In late 2006, San Francisco enacted ambitious healthcare legislation with a goal of attaining universal access to health care for the city’s residents. This legislation, which went into effect in January 2008, provides families with access to a medical home to coordinate health care delivery in clinics and hospitals in the city through “Healthy San Francisco.” Enrollees with incomes under 300 percent of the federal poverty level have heavily subsidized access, and those with higher incomes may buy into Healthy San Francisco at rates substantially lower than what they would pay for an individual policy in the private-insurance market.

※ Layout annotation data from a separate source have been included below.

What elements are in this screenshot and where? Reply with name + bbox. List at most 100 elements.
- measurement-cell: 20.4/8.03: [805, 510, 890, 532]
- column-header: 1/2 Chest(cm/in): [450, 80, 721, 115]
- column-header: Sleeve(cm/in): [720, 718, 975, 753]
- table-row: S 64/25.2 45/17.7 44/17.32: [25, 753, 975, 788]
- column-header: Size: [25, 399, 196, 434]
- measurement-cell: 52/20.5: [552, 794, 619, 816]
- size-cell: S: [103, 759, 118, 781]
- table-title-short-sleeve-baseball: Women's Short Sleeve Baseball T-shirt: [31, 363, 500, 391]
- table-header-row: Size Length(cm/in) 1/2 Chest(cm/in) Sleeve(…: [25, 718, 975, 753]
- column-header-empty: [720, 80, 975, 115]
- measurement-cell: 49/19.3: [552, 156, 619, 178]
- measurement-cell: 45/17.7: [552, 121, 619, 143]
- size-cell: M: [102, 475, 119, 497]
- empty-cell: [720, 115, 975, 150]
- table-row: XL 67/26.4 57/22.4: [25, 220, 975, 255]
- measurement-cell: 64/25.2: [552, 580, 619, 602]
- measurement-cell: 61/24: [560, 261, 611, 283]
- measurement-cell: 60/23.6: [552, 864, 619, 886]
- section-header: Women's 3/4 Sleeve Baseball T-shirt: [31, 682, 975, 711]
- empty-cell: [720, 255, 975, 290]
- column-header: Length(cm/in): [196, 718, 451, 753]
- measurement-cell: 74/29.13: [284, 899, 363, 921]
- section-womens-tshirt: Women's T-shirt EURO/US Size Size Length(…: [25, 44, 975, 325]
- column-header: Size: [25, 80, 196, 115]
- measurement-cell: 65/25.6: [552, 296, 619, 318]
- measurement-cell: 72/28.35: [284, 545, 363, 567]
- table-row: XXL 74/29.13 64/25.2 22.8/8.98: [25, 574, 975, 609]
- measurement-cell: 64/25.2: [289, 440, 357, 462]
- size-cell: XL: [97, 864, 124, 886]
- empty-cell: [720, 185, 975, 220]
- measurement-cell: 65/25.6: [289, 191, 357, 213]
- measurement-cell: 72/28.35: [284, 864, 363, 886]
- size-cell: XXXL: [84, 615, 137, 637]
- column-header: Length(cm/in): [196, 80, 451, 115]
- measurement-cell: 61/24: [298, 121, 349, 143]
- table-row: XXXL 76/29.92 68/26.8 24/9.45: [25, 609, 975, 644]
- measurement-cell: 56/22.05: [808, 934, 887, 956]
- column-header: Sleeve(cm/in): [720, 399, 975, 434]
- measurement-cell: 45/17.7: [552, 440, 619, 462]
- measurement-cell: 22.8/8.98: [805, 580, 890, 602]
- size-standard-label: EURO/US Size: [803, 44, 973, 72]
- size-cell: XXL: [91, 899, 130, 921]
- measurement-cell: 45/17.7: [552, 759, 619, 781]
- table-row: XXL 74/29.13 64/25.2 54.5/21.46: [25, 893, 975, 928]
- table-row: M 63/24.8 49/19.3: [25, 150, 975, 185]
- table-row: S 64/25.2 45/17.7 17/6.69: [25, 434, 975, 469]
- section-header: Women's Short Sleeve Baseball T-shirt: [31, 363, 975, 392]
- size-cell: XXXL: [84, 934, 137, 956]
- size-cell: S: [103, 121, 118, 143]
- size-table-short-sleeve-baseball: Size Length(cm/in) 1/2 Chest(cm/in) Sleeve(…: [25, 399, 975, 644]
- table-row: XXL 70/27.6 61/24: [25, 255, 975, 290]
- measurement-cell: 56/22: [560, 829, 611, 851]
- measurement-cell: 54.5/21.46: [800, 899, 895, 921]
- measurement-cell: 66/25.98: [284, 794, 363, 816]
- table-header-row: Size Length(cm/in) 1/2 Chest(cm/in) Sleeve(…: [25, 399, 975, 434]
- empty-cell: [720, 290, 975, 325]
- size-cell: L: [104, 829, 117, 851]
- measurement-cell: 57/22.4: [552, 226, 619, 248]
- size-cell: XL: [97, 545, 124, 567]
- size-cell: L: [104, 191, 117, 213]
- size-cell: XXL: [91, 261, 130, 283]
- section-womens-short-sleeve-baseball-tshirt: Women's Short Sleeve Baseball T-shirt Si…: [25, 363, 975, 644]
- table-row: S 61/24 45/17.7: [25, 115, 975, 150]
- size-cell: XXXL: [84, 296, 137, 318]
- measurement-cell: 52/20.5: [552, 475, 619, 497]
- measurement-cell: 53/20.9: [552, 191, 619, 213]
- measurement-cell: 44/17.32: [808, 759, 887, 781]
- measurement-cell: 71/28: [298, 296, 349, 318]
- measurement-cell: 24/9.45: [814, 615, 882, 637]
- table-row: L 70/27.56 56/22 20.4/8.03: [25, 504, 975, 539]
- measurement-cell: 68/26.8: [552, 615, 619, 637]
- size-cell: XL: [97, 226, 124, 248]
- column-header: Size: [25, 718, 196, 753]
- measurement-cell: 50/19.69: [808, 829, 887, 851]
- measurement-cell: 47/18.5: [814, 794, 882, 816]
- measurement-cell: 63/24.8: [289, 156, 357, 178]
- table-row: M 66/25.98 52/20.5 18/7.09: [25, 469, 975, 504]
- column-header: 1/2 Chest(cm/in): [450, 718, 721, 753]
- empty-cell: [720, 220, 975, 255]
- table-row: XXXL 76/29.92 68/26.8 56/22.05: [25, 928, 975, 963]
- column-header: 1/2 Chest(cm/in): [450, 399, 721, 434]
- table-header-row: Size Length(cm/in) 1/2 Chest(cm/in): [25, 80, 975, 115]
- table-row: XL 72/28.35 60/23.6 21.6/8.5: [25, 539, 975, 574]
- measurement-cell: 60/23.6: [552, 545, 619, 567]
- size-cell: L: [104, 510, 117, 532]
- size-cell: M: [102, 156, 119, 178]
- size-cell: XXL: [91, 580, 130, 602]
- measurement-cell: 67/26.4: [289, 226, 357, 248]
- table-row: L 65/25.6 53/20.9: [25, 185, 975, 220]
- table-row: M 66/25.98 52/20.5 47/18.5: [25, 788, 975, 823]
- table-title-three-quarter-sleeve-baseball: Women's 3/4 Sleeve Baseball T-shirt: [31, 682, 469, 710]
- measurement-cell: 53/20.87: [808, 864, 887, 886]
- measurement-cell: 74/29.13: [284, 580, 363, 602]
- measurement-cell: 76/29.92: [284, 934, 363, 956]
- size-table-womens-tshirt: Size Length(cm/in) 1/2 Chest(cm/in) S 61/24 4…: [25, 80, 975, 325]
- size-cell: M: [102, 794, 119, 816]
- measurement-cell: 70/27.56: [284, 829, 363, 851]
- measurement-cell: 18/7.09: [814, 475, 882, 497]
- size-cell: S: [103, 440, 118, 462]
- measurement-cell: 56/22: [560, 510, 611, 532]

As part of the reform package, San Francisco implemented a version of a “pay-or-play” employer mandate to finance health care for their employees. It requires employers with 100 or more employees to contribute $1.85 an hour in health spending towards each employee. For smaller firms between 20 and 99 employees, the hourly requirement is $1.23 an hour; firms with fewer than 20 employees are exempt. This is a substantial requirement—more stringent than the plans currently under consideration in Congress or the employer requirement in Massachusetts, and is similar in cost to the mandate in Hawaii. Employers can meet this requirement by paying for insurance directly, paying into medical reimbursement accounts, or by paying into the City’s Healthy San Francisco public option.
Healthy San Francisco was met with great demand. Thus far, 45,000 adults have enrolled,iii compared to an estimated 60,000 who were previously uninsured. Among covered businesses, roughly 20 percent have chosen to use the city’s public option for at least some of their employees.
In this research note, we provide evidence on the initial impact on the employer health spending requirement on jobs as well as costs to consumers. This is part of a multi-year research project we are conducting to better understand the effects of San Francisco’s reform efforts.